12.1.06

À espera, com ciúmes

Sinto-me como um homem que um dia vi a empurrar uma carroça repleta no meio do trânsito. O fardo sufocava-o, mas o peso era tão excessivo que ele parecia indiferente ao vendaval de carros à volta, desfeita a sua noção de sentido que apenas a estrada lhe impunha.
Estou sentado e o silêncio oprime. O apartamento está vazio, a mobília sem uso, as paredes sem nexo. A luz que entra pela janela é angustiante e o mesmo digo da cortina, que a aragem faz ondular com suavidade. Estou aqui à espera dela e o tempo passa a diferentes ritmos, às vezes mais depressa, por vezes com uma lentidão feroz. Fiz bem em esconder o relógio na gaveta: o passar dos segundos ouvia-se como se fosse um martelo a bater no meu crânio.
Ela não virá. Faz parte do seu jogo obscuro, do engano e da cortina que me lança aos olhos, a ilusória doçura branca a ondular na brisa.
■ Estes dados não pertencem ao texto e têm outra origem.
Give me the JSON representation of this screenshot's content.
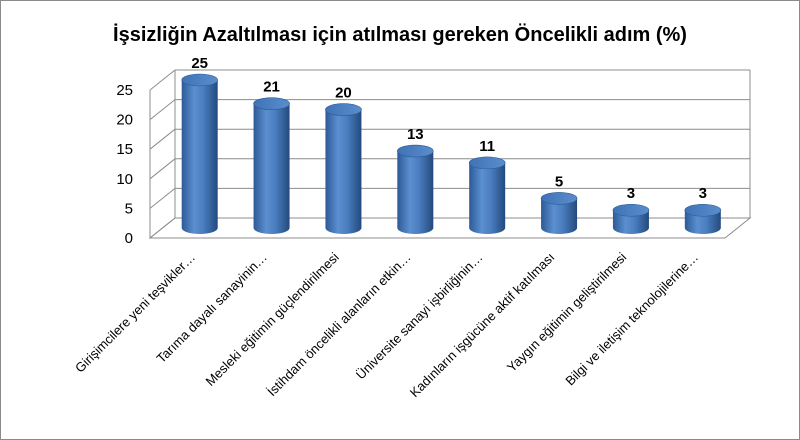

Engana-me há quanto tempo? Talvez desde que me conhece. Sempre foi uma falsa sonsa! E quem será o homem com que engana? O pior de tudo é não saber isso, embora não haja dúvida sobre a natureza da traição.
A falsidade dela é a sua máscara. Tem um disfarce de sorriso brando e duradoura mentira. Parecia-me um anjo, no início, quando me seduzia, mas era um feitiço, aquilo que me encantava.
E aqui estou, prisioneiro, numa espécie de eternidade. À espera, com ciúmes.
O som de passos. É ela. A chave na porta. Hesitação. Ela teme. E ao rodar a chave daquela forma, mais não faz do que confirmar a minha espera.

3 Comments:

Anonymous Anónimo said...

Que vida triste! E o respeito, onde está? Deverá o amor ser assim tão febril que se torne doentio? O texto é muito bom, mas angustiante.

4:04 da tarde  
Blogger João Villalobos said...

Cara Eme,
Obrigado pela visita. Já visitei o Véspera e gostei bastante do poste que li. Respondo-lhe em nome do Luís Naves, porque sei que a modéstia o impedirá de dizer-lhe que já pode comprar os "livrinhos" dele. Chamam-se "O Silêncio do Vento" e "Os Reis da Peluda", e estão editados pela Campo das Letras...Até breve

11:31 da tarde  
Blogger luisnaves said...

peço desculpa pelo equívoco, mas não foi exactamente modéstia aquilo que me impediu até agora de responder assiduamente aos generosos comentários. Não compreendi desde o início deste blog que era preciso aprender a tecnologia. Sou analfabeto informático e demorei a entender o príncipio desta espécie de local de conversa. chamo-me luís naves e sou jornalista. tenho 44 anos e alguns livros publicados. A ideia deste blog é escrever material o mais original possível, num espírito de esboço, de livrinho de apontamentos, sobretudo para treinar técnicas e ideias. Por isso, os comentários dos leitores são essenciais, pois nos dizem se um determinado texto funcionou ou não. Neste caso, devo dizer que não me agrada totalmente o resultado. Penso que teria de ser mais extenso e ter um ritmo mais assimétrico, mas claro que me agrada o facto de ele ter sido apreciado pelos leitores. Fica aqui o devido agradecimento pelos comentários e prometo de futuro responder, tal como exige a boa educação.